La guerre admise, voici qu’un tourbillon de forces est entraîné dans
le remous qu’elle provoque, où l’héroïsme et le mal s’engloutissent
pêle-mêle, sans qu’il soit bien facile de les séparer. L’affaire de
Bayonne n’est pas belle, c’est même la moins belle affaire de la vie
de Napoléon. Et pourtant, si l’on songe à l’imbécillité de la Maison
espagnole lavant son linge sale devant lui comme des domestiques
pris en faute, au gâtisme obscène et bégayant du père, à la fureur
érotique autour de qui tournait toute la politique de la mère, à
l’abjection féroce et délirante du fils, aux supplications dont ils
l’accablaient tous de les débarrasser les uns des autres, on conçoit
trop que son dégoût n’ait pas eu précisément pour effet de lui
masquer l’image nouvelle que les Espagnes à conquérir, et par elles
le Nouveau-Monde, faisait danser et fuir devant ses yeux. Il fut
finalement vaincu, vaincu grâce à cette image nouvelle qui le mena,
en cinq ans, à l’abîme. Il y a là de quoi satisfaire les amateurs de
l’Histoire providentielle, qui ne se demanderont pas si la fin de
l’Inquisition et l’entrée du souffle moderne en Espagne et en
Amérique n’auraient pas pu suffire à payer l’attentat. Ah oui ! « ces
misérables Espagnols qu’on voulait civiliser malgré eux… » Et de
sourire. C’est le raisonnement qu’on oppose toujours à tout
mouvement fort qui menace, du dehors, l’immobilité mortelle.

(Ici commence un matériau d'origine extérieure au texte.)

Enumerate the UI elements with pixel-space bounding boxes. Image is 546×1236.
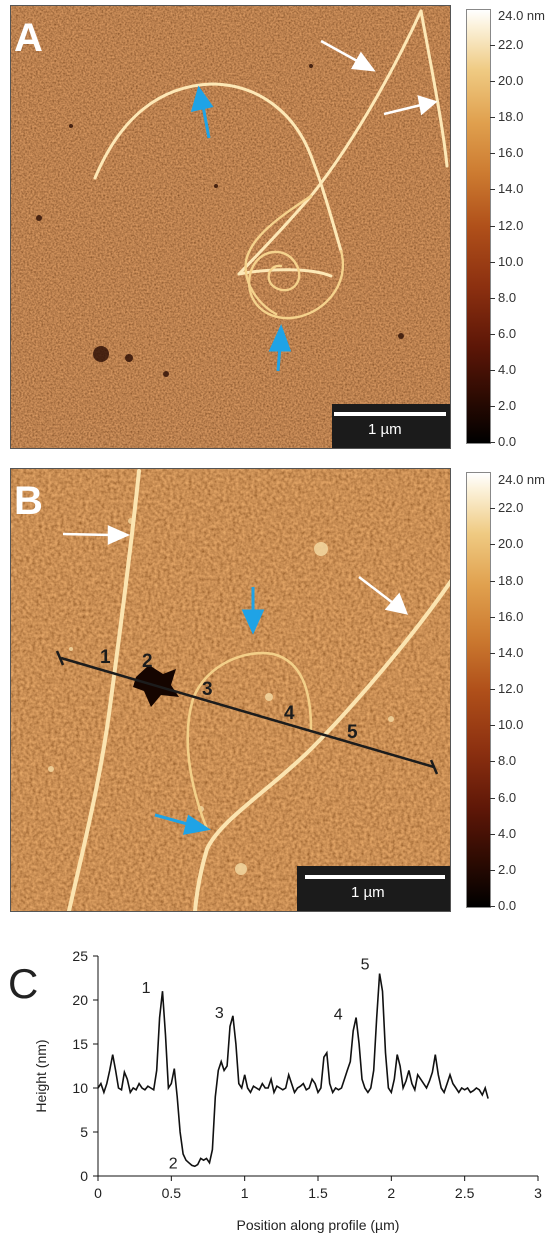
colorbar-tick-label: 6.0 [498, 789, 517, 805]
y-tick-label: 15 [72, 1036, 88, 1052]
colorbar-tick-mark [490, 544, 495, 546]
afm-topography-b: 1 2 3 4 5 [11, 469, 450, 911]
colorbar-b [466, 472, 491, 908]
peak-label-3: 3 [215, 1005, 224, 1022]
colorbar-tick-mark [490, 797, 495, 799]
colorbar-tick-label: 0.0 [498, 434, 517, 449]
afm-image-a: A 1 µm [10, 5, 451, 449]
colorbar-max-label-a: 24.0 nm [498, 8, 545, 23]
colorbar-tick-mark [490, 81, 495, 83]
peak-label-2: 2 [169, 1155, 178, 1172]
colorbar-tick-mark [490, 261, 495, 263]
colorbar-tick-label: 4.0 [498, 825, 517, 841]
colorbar-tick-mark [490, 153, 495, 155]
colorbar-a [466, 9, 491, 444]
colorbar-tick-label: 18.0 [498, 109, 524, 125]
colorbar-tick-label: 14.0 [498, 644, 524, 660]
colorbar-tick-mark [490, 369, 495, 371]
height-profile-chart: C 0 0.5 1 1.5 2 2.5 3 0 5 10 15 20 25 1 2 3 4 5 Position… [8, 948, 542, 1233]
peak-annotations: 1 2 3 4 5 [142, 957, 370, 1173]
colorbar-tick-mark [490, 580, 495, 582]
colorbar-tick-label: 22.0 [498, 500, 524, 516]
colorbar-tick-mark [490, 297, 495, 299]
scalebar-label-a: 1 µm [368, 421, 402, 438]
panel-letter-a: A [14, 16, 43, 60]
y-axis-label: Height (nm) [33, 1039, 49, 1112]
x-tick-label: 0 [94, 1185, 102, 1201]
scalebar-b: 1 µm [297, 866, 450, 911]
colorbar-tick-label: 8.0 [498, 753, 517, 769]
scalebar-a: 1 µm [332, 404, 450, 448]
colorbar-tick-mark [490, 869, 495, 871]
y-tick-label: 20 [72, 992, 88, 1008]
colorbar-tick-label: 18.0 [498, 572, 524, 588]
colorbar-tick-label: 4.0 [498, 361, 517, 377]
peak-label-1: 1 [142, 980, 151, 997]
colorbar-tick-label: 22.0 [498, 37, 524, 53]
y-tick-label: 10 [72, 1080, 88, 1096]
scalebar-label-b: 1 µm [351, 884, 385, 901]
colorbar-tick-label: 12.0 [498, 681, 524, 696]
colorbar-tick-label: 10.0 [498, 717, 524, 733]
y-tick-label: 0 [80, 1168, 88, 1184]
colorbar-tick-label: 2.0 [498, 861, 517, 877]
colorbar-tick-label: 10.0 [498, 253, 524, 269]
panel-letter-b: B [14, 479, 43, 523]
colorbar-tick-mark [490, 725, 495, 727]
colorbar-tick-mark [490, 652, 495, 654]
y-tick-label: 25 [72, 948, 88, 964]
colorbar-tick-label: 2.0 [498, 397, 517, 413]
colorbar-tick-mark [490, 616, 495, 618]
colorbar-tick-label: 20.0 [498, 73, 524, 89]
panel-letter-c: C [8, 960, 38, 1007]
profile-label-4: 4 [284, 703, 295, 724]
peak-label-4: 4 [334, 1007, 343, 1024]
x-tick-label: 0.5 [162, 1185, 182, 1201]
colorbar-tick-label: 16.0 [498, 145, 524, 161]
peak-label-5: 5 [361, 957, 370, 974]
x-tick-label: 1 [241, 1185, 249, 1201]
colorbar-tick-label: 20.0 [498, 536, 524, 552]
profile-label-5: 5 [347, 722, 358, 743]
profile-label-3: 3 [202, 679, 213, 700]
colorbar-tick-label: 14.0 [498, 181, 524, 197]
x-tick-label: 3 [534, 1185, 542, 1201]
colorbar-tick-mark [490, 117, 495, 119]
colorbar-tick-mark [490, 833, 495, 835]
x-tick-label: 2 [387, 1185, 395, 1201]
colorbar-tick-label: 16.0 [498, 608, 524, 624]
colorbar-tick-label: 0.0 [498, 898, 517, 913]
colorbar-tick-mark [490, 761, 495, 763]
colorbar-tick-mark [490, 442, 495, 443]
colorbar-tick-mark [490, 333, 495, 335]
profile-label-2: 2 [142, 651, 153, 672]
x-tick-label: 2.5 [455, 1185, 475, 1201]
scalebar-line-b [305, 875, 445, 879]
colorbar-tick-label: 8.0 [498, 289, 517, 305]
profile-label-1: 1 [100, 647, 111, 668]
colorbar-tick-mark [490, 45, 495, 47]
afm-image-b: 1 2 3 4 5 B 1 µm [10, 468, 451, 912]
colorbar-tick-mark [490, 689, 495, 690]
colorbar-tick-mark [490, 225, 495, 227]
afm-topography-a [11, 6, 450, 448]
colorbar-tick-mark [490, 405, 495, 407]
colorbar-tick-mark [490, 189, 495, 191]
colorbar-tick-mark [490, 508, 495, 510]
colorbar-tick-label: 12.0 [498, 217, 524, 233]
colorbar-tick-label: 6.0 [498, 325, 517, 341]
colorbar-tick-mark [490, 906, 495, 907]
scalebar-line-a [334, 412, 446, 416]
x-tick-label: 1.5 [308, 1185, 328, 1201]
height-profile-line [97, 973, 489, 1168]
x-axis-label: Position along profile (µm) [237, 1217, 400, 1233]
chart-axes [97, 956, 538, 1177]
colorbar-max-label-b: 24.0 nm [498, 472, 545, 487]
y-tick-label: 5 [80, 1124, 88, 1140]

Comme toujours, on connaît peu les ressorts secrets de l’Histoire,
on connaît peu Napoléon : « J’embarquai fort mal toute cette affaire,
je le confesse ; l’immoralité dut se montrer par trop patente,
l’injustice par trop cynique, et le tout demeure fort vilain, puisque j’ai
succombé. Car l’attentat ne se présente plus que dans sa hideuse
nudité, privé de tout le grandiose et des nombreux bienfaits qui
remplissaient mon intention… »

Il me semble qu’avec un autre mot de lui, celui-là nous révèle, et


même nous définit toute la morale de l’action. Il a dit, à Sainte-
Hélène, à quelqu’un qui l’interrogeait sur son retour de l’île d’Elbe :
« De Cannes à Grenoble, j’étais un aventurier. Dans cette dernière
ville, je redevins un souverain. » Est-ce à dire que le succès seul
moralise le geste risqué hors des usages et des lois ? Non, si le
succès n’est qu’une fin. Oui, si le succès porte en lui ce caractère
dynamique, cet enivrement de conquête qui en fait un nouveau
départ et le charge de conséquences si fécondes qu’un équilibre
séculaire peut être ébranlé par lui, et par lui, des voies inconnues
ouvertes au courage et à l’activité de tous. Tout est dans la qualité
de l’acte, et en dernière analyse, de l’homme. « Je ne suis pas un
homme comme les autres, et les lois de morale ou de convenance
ne peuvent être faites pour moi. » Tout geste qui suscite la vie et fait
cesser la stagnation est moral, même si ce geste est considéré
comme un crime par les habitués du moindre effort. Chez celui qui a
coutume d’entreprendre ces gestes-là, l’échec n’est plus le
châtiment d’un attentat, comme pour un homme ordinaire, mais bien
la sanction d’une faute. C’est le faux pas d’un grand organisme
autonome qui crée sa morale lui-même parce qu’il vit avec une
puissance telle que tous marchent dans ses pas. Il n’est pas né pour
obéir à la Loi, mais pour la faire. Et c’est en obéissant à sa loi qu’il
l’impose à tous ceux qui n’ont point assez de vertu pour trouver et
formuler la leur. Quelle distance y a-t-il, d’un homme tel que celui-là
à un malfaiteur vulgaire ? Je crois l’avoir fait entendre. Il délivre une
multitude, et parfois des générations, du fardeau de la liberté.